The smallest SmolVLM model runs inference with under 1GB of GPU memory. Evaluation shows it performs reliably on benchmarks like Video-MME, with solid results in tasks like captioning (CIDEr) and visual question answering. LLMs benefit more from higher-capacity vision encoders, while smaller ones show less gain, suggesting different scaling strategies depending on model size.
The models:
Code:
GitHub: huggingface/smollm
Quantization Hurts Reasoning? An Empirical Study on Quantized Reasoning Models
Recent LLMs trained for complex reasoning tasks, like math competitions and multi-disciplinary QA, perform well but tend to generate long, detailed outputs, even for simple problems. This increases inference costs and can make them inefficient in practice.
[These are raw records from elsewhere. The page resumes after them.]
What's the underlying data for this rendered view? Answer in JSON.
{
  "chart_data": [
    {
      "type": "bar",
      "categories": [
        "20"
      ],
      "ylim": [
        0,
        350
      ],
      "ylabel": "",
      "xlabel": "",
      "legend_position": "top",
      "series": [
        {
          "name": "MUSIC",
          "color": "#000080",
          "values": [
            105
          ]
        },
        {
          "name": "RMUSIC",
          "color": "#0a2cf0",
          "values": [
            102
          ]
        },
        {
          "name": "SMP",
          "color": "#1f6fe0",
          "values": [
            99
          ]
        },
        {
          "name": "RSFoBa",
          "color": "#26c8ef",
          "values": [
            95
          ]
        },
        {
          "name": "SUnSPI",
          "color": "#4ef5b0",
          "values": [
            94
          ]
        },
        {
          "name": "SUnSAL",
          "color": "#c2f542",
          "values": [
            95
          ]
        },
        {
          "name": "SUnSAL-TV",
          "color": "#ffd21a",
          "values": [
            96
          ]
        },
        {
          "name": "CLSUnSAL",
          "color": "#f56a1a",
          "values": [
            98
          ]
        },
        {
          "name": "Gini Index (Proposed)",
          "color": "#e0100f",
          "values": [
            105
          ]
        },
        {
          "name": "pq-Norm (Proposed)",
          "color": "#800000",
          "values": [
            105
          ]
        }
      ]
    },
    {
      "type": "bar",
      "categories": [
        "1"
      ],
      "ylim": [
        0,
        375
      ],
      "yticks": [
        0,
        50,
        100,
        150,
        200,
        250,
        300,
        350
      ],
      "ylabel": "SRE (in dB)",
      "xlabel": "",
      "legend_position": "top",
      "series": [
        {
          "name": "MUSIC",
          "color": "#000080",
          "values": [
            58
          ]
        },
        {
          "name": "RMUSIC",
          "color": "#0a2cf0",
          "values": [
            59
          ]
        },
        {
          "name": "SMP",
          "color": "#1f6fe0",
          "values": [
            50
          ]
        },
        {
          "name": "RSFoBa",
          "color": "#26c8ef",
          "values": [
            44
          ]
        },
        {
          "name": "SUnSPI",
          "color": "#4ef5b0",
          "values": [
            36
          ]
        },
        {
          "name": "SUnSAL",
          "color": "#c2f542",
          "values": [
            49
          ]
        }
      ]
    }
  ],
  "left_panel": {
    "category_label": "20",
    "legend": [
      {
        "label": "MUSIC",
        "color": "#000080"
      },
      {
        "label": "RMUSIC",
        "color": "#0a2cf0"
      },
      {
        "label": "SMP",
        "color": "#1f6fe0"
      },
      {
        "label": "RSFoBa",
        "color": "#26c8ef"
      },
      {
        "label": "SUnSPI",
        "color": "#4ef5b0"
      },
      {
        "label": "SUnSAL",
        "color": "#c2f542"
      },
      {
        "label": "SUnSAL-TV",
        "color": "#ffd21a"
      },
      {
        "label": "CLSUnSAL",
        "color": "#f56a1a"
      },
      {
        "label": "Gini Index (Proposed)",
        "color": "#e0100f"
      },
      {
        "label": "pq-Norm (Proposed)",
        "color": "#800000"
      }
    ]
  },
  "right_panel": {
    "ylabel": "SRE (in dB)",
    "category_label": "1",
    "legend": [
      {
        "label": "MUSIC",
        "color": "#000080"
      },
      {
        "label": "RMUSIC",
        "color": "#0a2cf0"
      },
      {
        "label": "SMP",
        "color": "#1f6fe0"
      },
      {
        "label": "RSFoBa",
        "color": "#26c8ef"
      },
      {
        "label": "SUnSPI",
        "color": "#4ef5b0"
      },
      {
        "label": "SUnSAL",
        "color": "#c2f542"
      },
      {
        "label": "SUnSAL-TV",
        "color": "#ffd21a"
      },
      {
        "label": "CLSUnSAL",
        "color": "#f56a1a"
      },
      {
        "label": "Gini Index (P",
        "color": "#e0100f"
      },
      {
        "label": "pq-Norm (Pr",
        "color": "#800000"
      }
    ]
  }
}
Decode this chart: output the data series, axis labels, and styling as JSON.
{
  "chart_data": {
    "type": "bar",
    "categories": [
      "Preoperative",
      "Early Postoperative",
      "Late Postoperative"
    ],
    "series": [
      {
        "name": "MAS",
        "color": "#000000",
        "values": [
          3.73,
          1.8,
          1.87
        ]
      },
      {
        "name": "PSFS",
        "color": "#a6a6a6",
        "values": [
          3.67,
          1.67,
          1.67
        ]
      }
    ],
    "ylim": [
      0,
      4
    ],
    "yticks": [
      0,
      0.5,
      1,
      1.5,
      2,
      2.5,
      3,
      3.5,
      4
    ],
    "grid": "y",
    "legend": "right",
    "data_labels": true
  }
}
To address this, the authors of this paper have explored compression techniques like quantization, pruning, and distillation. However, most quantization methods were designed and evaluated for standard LLMs, not those optimized for reasoning, where longer chain-of-thought outputs can amplify errors introduced by quantization. Note: I think this is not only about how long the chain of thoughts is, but also about how large the activations are. Like for the chat template of standard instruct LLMs, the special tokens of the “thinking” part of the models may yield large activations that are very difficult to quantize and may break the model.
This study evaluates several quantization strategies—weight-only, weight-activation, and KV cache quantization—on reasoning-focused models ranging from 1.5B to 70B parameters. Benchmarks include AIME-120, MATH-500, GSM8K, GPQA-Diamond, and LiveCodeBench. The results show that 8-bit weight-activation quantization works well across tasks and sizes, with minimal accuracy loss. More aggressive methods, like 4-bit quantization, can still perform reasonably well but with greater risk, especially on harder tasks.
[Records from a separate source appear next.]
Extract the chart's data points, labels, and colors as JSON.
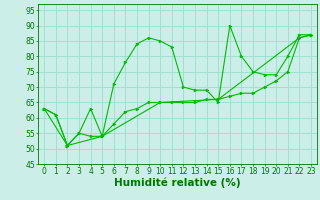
{
  "title": "",
  "xlabel": "Humidité relative (%)",
  "ylabel": "",
  "xlim": [
    -0.5,
    23.5
  ],
  "ylim": [
    45,
    97
  ],
  "yticks": [
    45,
    50,
    55,
    60,
    65,
    70,
    75,
    80,
    85,
    90,
    95
  ],
  "xticks": [
    0,
    1,
    2,
    3,
    4,
    5,
    6,
    7,
    8,
    9,
    10,
    11,
    12,
    13,
    14,
    15,
    16,
    17,
    18,
    19,
    20,
    21,
    22,
    23
  ],
  "bg_color": "#cceee8",
  "grid_color": "#99ddcc",
  "line_color": "#00bb00",
  "line1_x": [
    0,
    1,
    2,
    3,
    4,
    5,
    6,
    7,
    8,
    9,
    10,
    11,
    12,
    13,
    14,
    15,
    16,
    17,
    18,
    19,
    20,
    21,
    22,
    23
  ],
  "line1_y": [
    63,
    61,
    51,
    55,
    63,
    54,
    71,
    78,
    84,
    86,
    85,
    83,
    70,
    69,
    69,
    65,
    90,
    80,
    75,
    74,
    74,
    80,
    87,
    87
  ],
  "line2_x": [
    0,
    1,
    2,
    3,
    4,
    5,
    6,
    7,
    8,
    9,
    10,
    11,
    12,
    13,
    14,
    15,
    16,
    17,
    18,
    19,
    20,
    21,
    22,
    23
  ],
  "line2_y": [
    63,
    61,
    51,
    55,
    54,
    54,
    58,
    62,
    63,
    65,
    65,
    65,
    65,
    65,
    66,
    66,
    67,
    68,
    68,
    70,
    72,
    75,
    86,
    87
  ],
  "line3_x": [
    0,
    2,
    5,
    10,
    15,
    22,
    23
  ],
  "line3_y": [
    63,
    51,
    54,
    65,
    66,
    86,
    87
  ],
  "font_color": "#007700",
  "tick_fontsize": 5.5,
  "xlabel_fontsize": 7.5
}
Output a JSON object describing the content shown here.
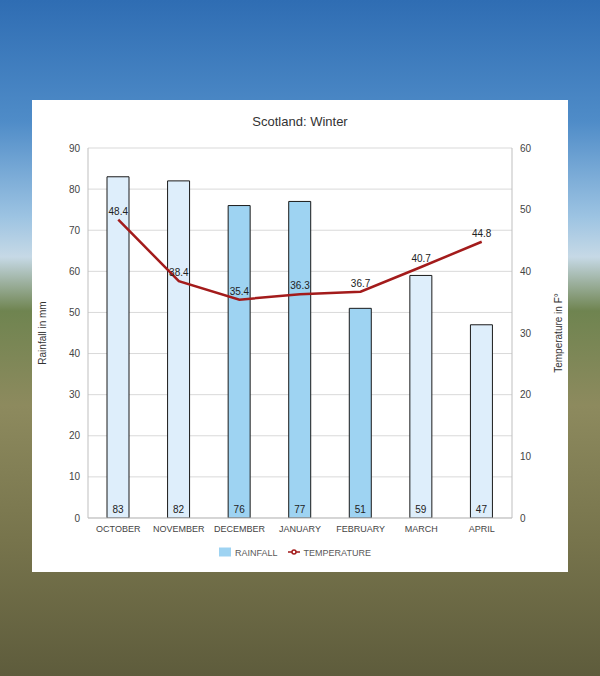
{
  "chart_data": {
    "type": "bar",
    "title": "Scotland: Winter",
    "ylabel": "Rainfall in mm",
    "y2label": "Temperature in F°",
    "categories": [
      "OCTOBER",
      "NOVEMBER",
      "DECEMBER",
      "JANUARY",
      "FEBRUARY",
      "MARCH",
      "APRIL"
    ],
    "series": [
      {
        "name": "RAINFALL",
        "type": "bar",
        "color": "#9ed3f2",
        "colors": [
          "#deeefb",
          "#deeefb",
          "#9ed3f2",
          "#9ed3f2",
          "#9ed3f2",
          "#deeefb",
          "#deeefb"
        ],
        "values": [
          83,
          82,
          76,
          77,
          51,
          59,
          47
        ]
      },
      {
        "name": "TEMPERATURE",
        "type": "line",
        "color": "#a31b1b",
        "axis": "y2",
        "values": [
          48.4,
          38.4,
          35.4,
          36.3,
          36.7,
          40.7,
          44.8
        ]
      }
    ],
    "ylim": [
      0,
      90
    ],
    "yticks": [
      0,
      10,
      20,
      30,
      40,
      50,
      60,
      70,
      80,
      90
    ],
    "y2lim": [
      0,
      60
    ],
    "y2ticks": [
      0,
      10,
      20,
      30,
      40,
      50,
      60
    ],
    "grid": true,
    "legend": "bottom",
    "data_labels": true
  }
}
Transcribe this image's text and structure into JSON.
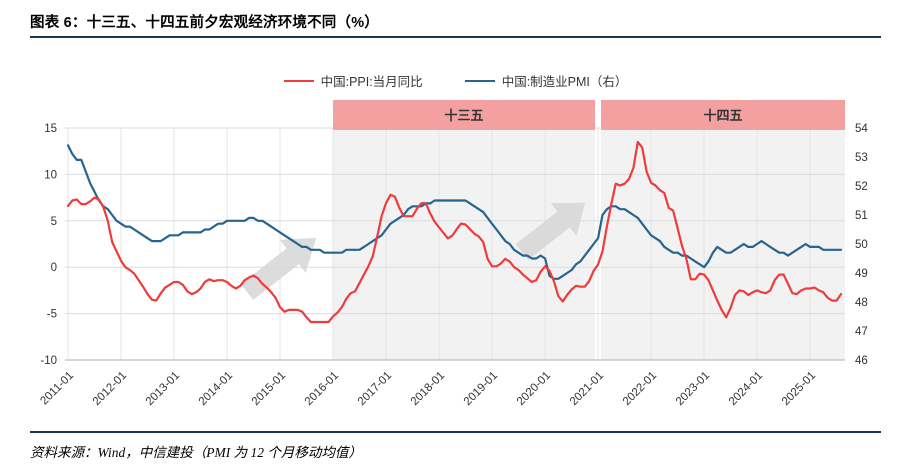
{
  "header": {
    "title": "图表 6：十三五、十四五前夕宏观经济环境不同（%）"
  },
  "footer": {
    "source": "资料来源：Wind，中信建投（PMI 为 12 个月移动均值）"
  },
  "colors": {
    "rule": "#16365C",
    "period_band": "#F5A0A0",
    "period_fill": "#F2F2F2",
    "grid_h": "#DCDCDC",
    "grid_v": "#E4E4E4",
    "axis_line": "#BFBFBF",
    "tick_text": "#333333",
    "arrow": "#D6D6D6"
  },
  "chart_data": {
    "type": "line",
    "title": "十三五、十四五前夕宏观经济环境不同（%）",
    "x_start": "2011-01",
    "x_frequency": "monthly",
    "x_tick_labels": [
      "2011-01",
      "2012-01",
      "2013-01",
      "2014-01",
      "2015-01",
      "2016-01",
      "2017-01",
      "2018-01",
      "2019-01",
      "2020-01",
      "2021-01",
      "2022-01",
      "2023-01",
      "2024-01",
      "2025-01"
    ],
    "left_axis": {
      "min": -10,
      "max": 15,
      "ticks": [
        15,
        10,
        5,
        0,
        -5,
        -10
      ]
    },
    "right_axis": {
      "min": 46,
      "max": 54,
      "ticks": [
        54,
        53,
        52,
        51,
        50,
        49,
        48,
        47,
        46
      ]
    },
    "grid": true,
    "legend_position": "top-center",
    "periods": [
      {
        "label": "十三五",
        "start": "2016-01",
        "end": "2020-12",
        "start_index": 60,
        "end_index": 120
      },
      {
        "label": "十四五",
        "start": "2021-01",
        "end": "2025-08",
        "start_index": 120,
        "end_index": 176
      }
    ],
    "annotations": [
      {
        "type": "arrow",
        "description": "gray up-right trend arrow before 十三五 PPI upswing"
      },
      {
        "type": "arrow",
        "description": "gray up-right trend arrow before 十四五 PPI upswing"
      }
    ],
    "series": [
      {
        "name": "中国:PPI:当月同比",
        "axis": "left",
        "color": "#EE3B3C",
        "values": [
          6.6,
          7.2,
          7.3,
          6.8,
          6.8,
          7.1,
          7.5,
          7.3,
          6.5,
          5.0,
          2.7,
          1.7,
          0.7,
          0.0,
          -0.3,
          -0.7,
          -1.4,
          -2.1,
          -2.9,
          -3.5,
          -3.6,
          -2.8,
          -2.2,
          -1.9,
          -1.6,
          -1.6,
          -1.9,
          -2.6,
          -2.9,
          -2.7,
          -2.3,
          -1.6,
          -1.3,
          -1.5,
          -1.4,
          -1.4,
          -1.6,
          -2.0,
          -2.3,
          -2.0,
          -1.4,
          -1.1,
          -0.9,
          -1.2,
          -1.8,
          -2.2,
          -2.7,
          -3.3,
          -4.3,
          -4.8,
          -4.6,
          -4.6,
          -4.6,
          -4.8,
          -5.4,
          -5.9,
          -5.9,
          -5.9,
          -5.9,
          -5.9,
          -5.3,
          -4.9,
          -4.3,
          -3.4,
          -2.8,
          -2.6,
          -1.7,
          -0.8,
          0.1,
          1.2,
          3.3,
          5.5,
          6.9,
          7.8,
          7.6,
          6.4,
          5.5,
          5.5,
          5.5,
          6.3,
          6.9,
          6.9,
          5.8,
          4.9,
          4.3,
          3.7,
          3.1,
          3.4,
          4.1,
          4.7,
          4.6,
          4.1,
          3.6,
          3.3,
          2.7,
          0.9,
          0.1,
          0.1,
          0.4,
          0.9,
          0.6,
          0.0,
          -0.3,
          -0.8,
          -1.2,
          -1.6,
          -1.4,
          -0.5,
          0.1,
          -0.4,
          -1.5,
          -3.1,
          -3.7,
          -3.0,
          -2.4,
          -2.0,
          -2.1,
          -2.1,
          -1.5,
          -0.4,
          0.3,
          1.7,
          4.4,
          6.8,
          9.0,
          8.8,
          9.0,
          9.5,
          10.7,
          13.5,
          12.9,
          10.3,
          9.1,
          8.8,
          8.3,
          8.0,
          6.4,
          6.1,
          4.2,
          2.3,
          0.9,
          -1.3,
          -1.3,
          -0.7,
          -0.8,
          -1.4,
          -2.5,
          -3.6,
          -4.6,
          -5.4,
          -4.4,
          -3.0,
          -2.5,
          -2.6,
          -3.0,
          -2.7,
          -2.5,
          -2.7,
          -2.8,
          -2.5,
          -1.4,
          -0.8,
          -0.8,
          -1.8,
          -2.8,
          -2.9,
          -2.5,
          -2.3,
          -2.3,
          -2.2,
          -2.5,
          -2.7,
          -3.3,
          -3.6,
          -3.6,
          -2.9
        ]
      },
      {
        "name": "中国:制造业PMI（右）",
        "axis": "right",
        "color": "#27648F",
        "values": [
          53.4,
          53.1,
          52.9,
          52.9,
          52.5,
          52.1,
          51.8,
          51.5,
          51.3,
          51.2,
          51.0,
          50.8,
          50.7,
          50.6,
          50.6,
          50.5,
          50.4,
          50.3,
          50.2,
          50.1,
          50.1,
          50.1,
          50.2,
          50.3,
          50.3,
          50.3,
          50.4,
          50.4,
          50.4,
          50.4,
          50.4,
          50.5,
          50.5,
          50.6,
          50.7,
          50.7,
          50.8,
          50.8,
          50.8,
          50.8,
          50.8,
          50.9,
          50.9,
          50.8,
          50.8,
          50.7,
          50.6,
          50.5,
          50.4,
          50.3,
          50.2,
          50.1,
          50.0,
          49.9,
          49.9,
          49.8,
          49.8,
          49.8,
          49.7,
          49.7,
          49.7,
          49.7,
          49.7,
          49.8,
          49.8,
          49.8,
          49.8,
          49.9,
          50.0,
          50.1,
          50.2,
          50.3,
          50.5,
          50.7,
          50.8,
          50.9,
          51.0,
          51.2,
          51.3,
          51.3,
          51.3,
          51.4,
          51.4,
          51.5,
          51.5,
          51.5,
          51.5,
          51.5,
          51.5,
          51.5,
          51.5,
          51.4,
          51.3,
          51.2,
          51.1,
          50.9,
          50.7,
          50.5,
          50.3,
          50.1,
          50.0,
          49.8,
          49.7,
          49.6,
          49.6,
          49.5,
          49.5,
          49.6,
          49.5,
          48.9,
          48.8,
          48.8,
          48.9,
          49.0,
          49.1,
          49.3,
          49.4,
          49.6,
          49.8,
          50.0,
          50.2,
          51.0,
          51.2,
          51.3,
          51.3,
          51.2,
          51.2,
          51.1,
          51.0,
          50.9,
          50.7,
          50.5,
          50.3,
          50.2,
          50.1,
          49.9,
          49.8,
          49.7,
          49.7,
          49.6,
          49.6,
          49.5,
          49.4,
          49.3,
          49.2,
          49.4,
          49.7,
          49.9,
          49.8,
          49.7,
          49.7,
          49.8,
          49.9,
          50.0,
          49.9,
          49.9,
          50.0,
          50.1,
          50.0,
          49.9,
          49.8,
          49.7,
          49.7,
          49.6,
          49.7,
          49.8,
          49.9,
          50.0,
          49.9,
          49.9,
          49.9,
          49.8,
          49.8,
          49.8,
          49.8,
          49.8
        ]
      }
    ]
  }
}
The study also finds that certain algorithms perform better for specific types of quantization (e.g., AWQ for weight-only, as usual), and that models trained via distillation are more robust to quantization than those trained with reinforcement learning. Larger models tend to handle quantization better and maintain stronger performance per latency cost compared to smaller ones, although very low-bit quantization can increase output length in smaller models.
They will release their code here:
Standard attention in LLMs relies on computing similarity between individual query and key tokens to decide where to focus, which works well for simple lookups. However, this setup struggles when the task requires understanding relationships between multiple tokens. Since attention weights depend on single query-key pairs, the model can't easily capture multi-token dependencies without using deeper layers and more model capacity.
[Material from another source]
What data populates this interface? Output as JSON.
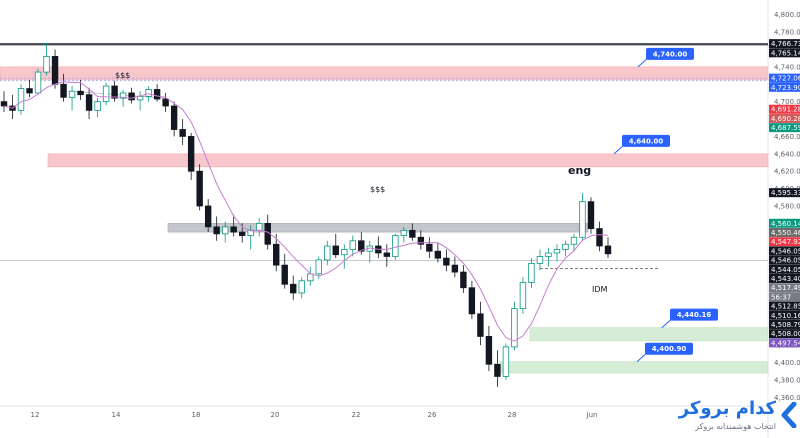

To overcome this limitation, the authors introduce Multi-Token Attention (MTA), a modified attention mechanism that allows attention scores to depend on groups of tokens and heads. MTA introduces lightweight convolution operations over the attention weights, applied across keys, queries, and attention heads, which lets the model incorporate information from neighboring tokens and jointly reason over multiple relevant inputs. This enables more precise attention in contexts where relevant information is distributed across tokens.
The paper demonstrates that MTA solves synthetic tasks that expose standard attention’s limitations. It also scales effectively: models with MTA (880M parameters, trained on 105B tokens) show improved validation perplexity and better performance on benchmarks, including long-context tasks like Needle-in-the-Haystack and BabiLong. These improvements come with almost no increase in model size.